Attached is my idea for monitoring Torque.

The Idea

Firstly, I wish to monitor torque as a sudden force is applied to the bottom of the arm.

At present the red off center mass will want to pull the arm in the anti-clockwise position. I want to program a micro-controller (PID controller or Fuzzy Logic) to maintain constant current so that the motor is held against the switch in the clockwise direction.

Therefore there will be a current maintained in the motor. When a force is applied as shown, I want to program the micro-controller to increase the current to match the force being exerted onto the arm so that the switch is in constant contact.

NOTE: the force is an impact and sudden therefore the micro will need to react fast enough to the impact.

Ideally, I want to know if my train of thought is correct in saying that once the impact is over, if I was monitoring the current, I could also monitor the torque applied to the arm by using the motor constant etc?

Any help would be great :)
 

Attachments

beenthere

Joined Apr 20, 2004
15,819
If that is a basic switch, it will exert its own force on the experiment. Substitute a couple of photointerrupters and use a flag on the lower arm as an indication of the zero position. At zero, neither photointerrupter will be obscured. The one that gets blocked will indicate the direction of displacement of the arm. Of course, that can also let you dispense with the mass.

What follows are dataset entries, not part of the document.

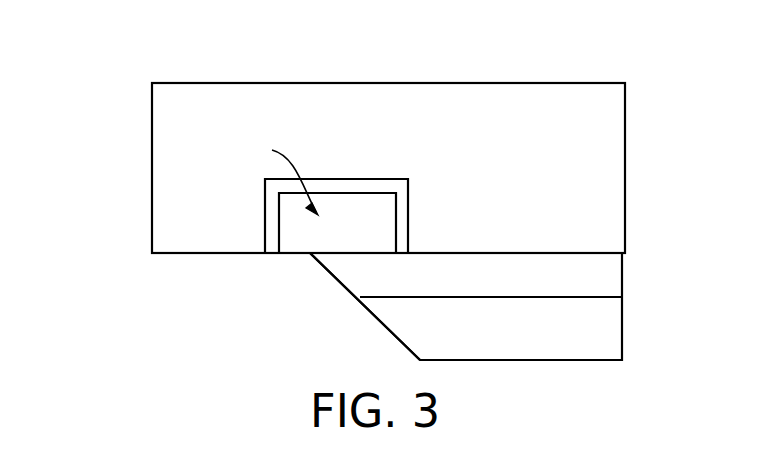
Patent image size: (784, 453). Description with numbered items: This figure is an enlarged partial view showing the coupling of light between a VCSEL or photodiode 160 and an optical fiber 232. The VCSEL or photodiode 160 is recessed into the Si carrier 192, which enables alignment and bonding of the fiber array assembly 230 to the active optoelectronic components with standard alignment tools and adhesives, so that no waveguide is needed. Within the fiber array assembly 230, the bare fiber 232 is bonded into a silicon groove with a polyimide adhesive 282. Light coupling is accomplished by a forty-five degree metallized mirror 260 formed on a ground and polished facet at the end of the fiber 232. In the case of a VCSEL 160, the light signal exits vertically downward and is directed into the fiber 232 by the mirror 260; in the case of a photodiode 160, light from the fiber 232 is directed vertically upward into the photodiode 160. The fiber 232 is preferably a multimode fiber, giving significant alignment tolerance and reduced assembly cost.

The VCSEL or photodiode 160 is at (372, 208).
The Si carrier 192 is at (612, 120).
The polyimide adhesive 282 is at (270, 213).
The 45 degree metallized mirror 260 is at (372, 318).
The fiber 232 is at (622, 275).
The fiber array assembly 230 is at (622, 343).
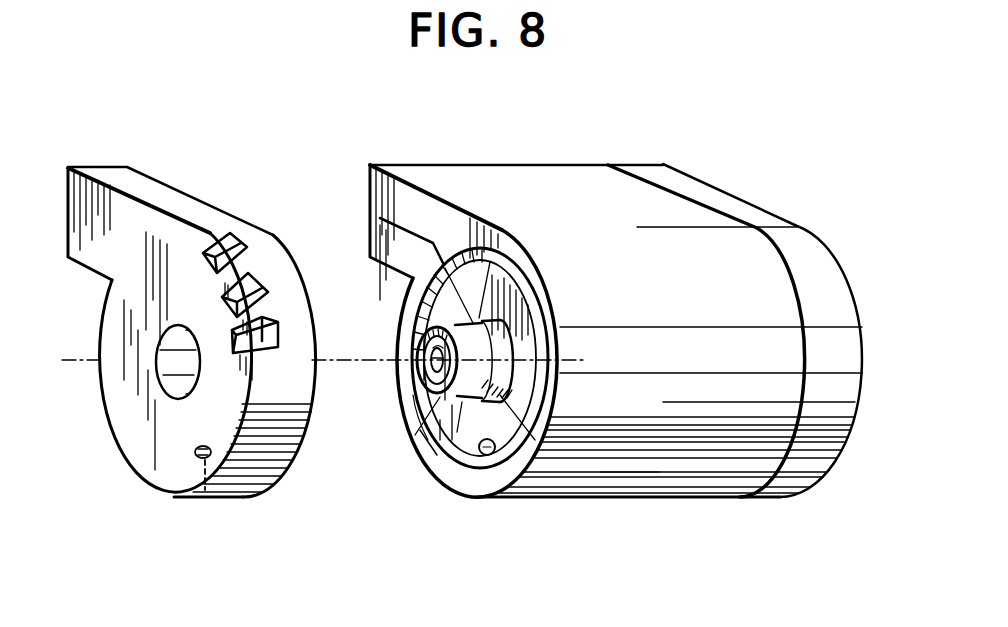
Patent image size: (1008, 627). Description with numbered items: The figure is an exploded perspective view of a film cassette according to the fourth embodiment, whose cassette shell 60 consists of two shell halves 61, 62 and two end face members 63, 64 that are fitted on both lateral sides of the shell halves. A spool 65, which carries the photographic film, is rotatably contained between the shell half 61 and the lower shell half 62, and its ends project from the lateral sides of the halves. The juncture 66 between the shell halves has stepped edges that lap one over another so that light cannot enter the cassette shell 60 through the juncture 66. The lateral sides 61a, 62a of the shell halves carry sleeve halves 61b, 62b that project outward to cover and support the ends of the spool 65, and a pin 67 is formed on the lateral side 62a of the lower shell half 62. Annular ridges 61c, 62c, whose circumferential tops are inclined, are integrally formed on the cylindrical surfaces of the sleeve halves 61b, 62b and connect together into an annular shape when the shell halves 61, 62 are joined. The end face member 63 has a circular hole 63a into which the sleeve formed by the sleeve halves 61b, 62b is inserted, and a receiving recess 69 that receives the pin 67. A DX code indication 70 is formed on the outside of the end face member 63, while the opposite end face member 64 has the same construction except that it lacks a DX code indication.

The cassette shell 60 is at (702, 190).
The shell half 61 is at (562, 175).
The lateral side 61a is at (500, 277).
The sleeve half 61b is at (520, 368).
The annular ridge 61c is at (492, 350).
The lower shell half 62 is at (706, 492).
The lateral side 62a is at (562, 408).
The sleeve half 62b is at (427, 355).
The annular ridge 62c is at (432, 456).
The end face member 63 is at (170, 205).
The circular hole 63a is at (175, 398).
The end face member 64 is at (792, 226).
The spool 65 is at (404, 418).
The juncture 66 is at (628, 476).
The pin 67 is at (497, 463).
The receiving recess 69 is at (207, 495).
The DX code indication 70 is at (246, 265).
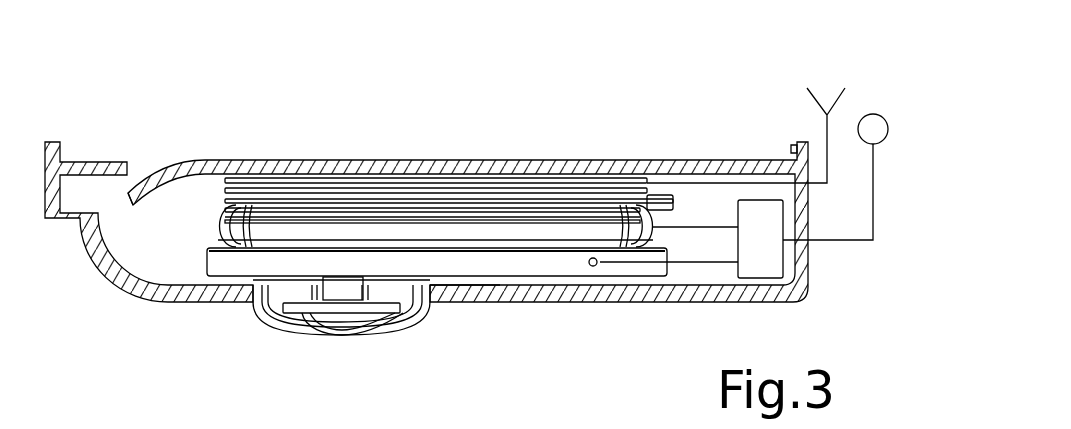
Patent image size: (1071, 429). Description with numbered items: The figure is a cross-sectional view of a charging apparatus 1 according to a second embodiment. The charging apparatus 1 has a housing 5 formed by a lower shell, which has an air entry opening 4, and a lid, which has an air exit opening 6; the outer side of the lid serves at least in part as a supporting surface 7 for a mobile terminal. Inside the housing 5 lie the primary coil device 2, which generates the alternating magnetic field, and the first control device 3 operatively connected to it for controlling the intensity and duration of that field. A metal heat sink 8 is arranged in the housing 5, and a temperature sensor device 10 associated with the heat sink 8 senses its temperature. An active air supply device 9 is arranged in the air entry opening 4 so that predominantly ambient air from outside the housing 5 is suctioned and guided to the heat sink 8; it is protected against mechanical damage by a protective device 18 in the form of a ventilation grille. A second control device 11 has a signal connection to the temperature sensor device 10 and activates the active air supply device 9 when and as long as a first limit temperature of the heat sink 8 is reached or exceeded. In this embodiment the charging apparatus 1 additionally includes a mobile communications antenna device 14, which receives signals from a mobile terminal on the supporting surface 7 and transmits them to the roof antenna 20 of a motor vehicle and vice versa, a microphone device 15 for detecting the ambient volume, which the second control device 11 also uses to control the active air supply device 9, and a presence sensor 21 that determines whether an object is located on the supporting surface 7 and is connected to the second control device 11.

The charging apparatus 1 is at (658, 132).
The primary coil device 2 is at (273, 197).
The first control device 3 is at (233, 228).
The air entry opening 4 is at (272, 313).
The housing 5 is at (493, 302).
The air exit opening 6 is at (133, 180).
The supporting surface 7 is at (95, 160).
The heat sink 8 is at (538, 262).
The active air supply device 9 is at (347, 310).
The temperature sensor device 10 is at (593, 268).
The second control device 11 is at (750, 207).
The mobile communications antenna device 14 is at (350, 180).
The microphone device 15 is at (873, 114).
The protective device 18 is at (420, 317).
The roof antenna 20 is at (828, 86).
The presence sensor 21 is at (792, 143).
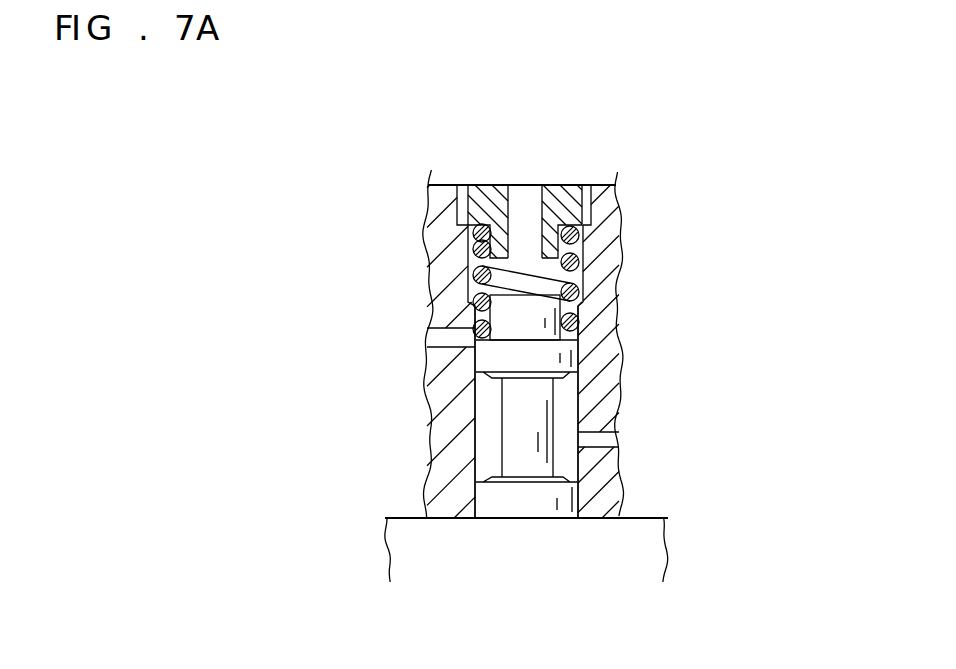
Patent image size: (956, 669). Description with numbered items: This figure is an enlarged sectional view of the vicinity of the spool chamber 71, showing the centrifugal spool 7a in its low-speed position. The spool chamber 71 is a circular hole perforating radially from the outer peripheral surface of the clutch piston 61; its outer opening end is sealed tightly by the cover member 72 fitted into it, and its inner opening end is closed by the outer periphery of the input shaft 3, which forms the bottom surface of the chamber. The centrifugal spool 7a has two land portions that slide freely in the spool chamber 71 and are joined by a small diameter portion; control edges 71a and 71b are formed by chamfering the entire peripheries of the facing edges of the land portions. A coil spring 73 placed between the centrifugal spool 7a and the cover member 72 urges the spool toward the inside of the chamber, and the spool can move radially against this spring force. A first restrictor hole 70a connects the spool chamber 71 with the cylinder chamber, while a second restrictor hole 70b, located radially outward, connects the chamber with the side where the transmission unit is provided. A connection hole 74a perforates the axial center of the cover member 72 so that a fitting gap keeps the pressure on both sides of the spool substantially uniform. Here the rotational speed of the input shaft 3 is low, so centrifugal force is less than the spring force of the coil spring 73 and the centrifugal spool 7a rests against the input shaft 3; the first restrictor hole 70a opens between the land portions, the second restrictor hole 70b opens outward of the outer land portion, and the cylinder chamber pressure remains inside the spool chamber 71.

The input shaft 3 is at (640, 513).
The centrifugal spool 7a is at (510, 427).
The clutch piston 61 is at (613, 225).
The first restrictor hole 70a is at (618, 460).
The second restrictor hole 70b is at (443, 327).
The spool chamber 71 is at (577, 390).
The control edge 71a is at (480, 481).
The control edge 71b is at (476, 385).
The cover member 72 is at (488, 184).
The coil spring 73 is at (586, 280).
The connection hole 74a is at (523, 184).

The magnitude of the impact and the definition of "sudden" may have an effect on the experiment.
 

russ_hensel

Joined Jan 11, 2009
825
You seem to be confusing the force during the impact and the force of the motor with constant current. The constant current time does extend into the time of impact as well. In one case the angular velocity is constant 0 and in one it is not. During the time of accelleration the force is mostly used to change the momentum in the system, when the velocity is 0 you are measuring the force of the motor alone.

One good way to do the whole thing is connect the motor to a flywheel of known moment of inertia. Apply a constant current ( or constant voltage ) and measure the the voltage ( or current ). Finally measure the angular velocity over time. Change in the angular velocity is proportional to torque. You thus can get the torque for any current or voltage at any angular velocity ( including 0 if you spin the motor in one direction and then reverse the polarity )

As you appartus stands I do not see how you can get much useful data from it. But I would be interested in know how are you going to apply the force, I do no see any apparent way.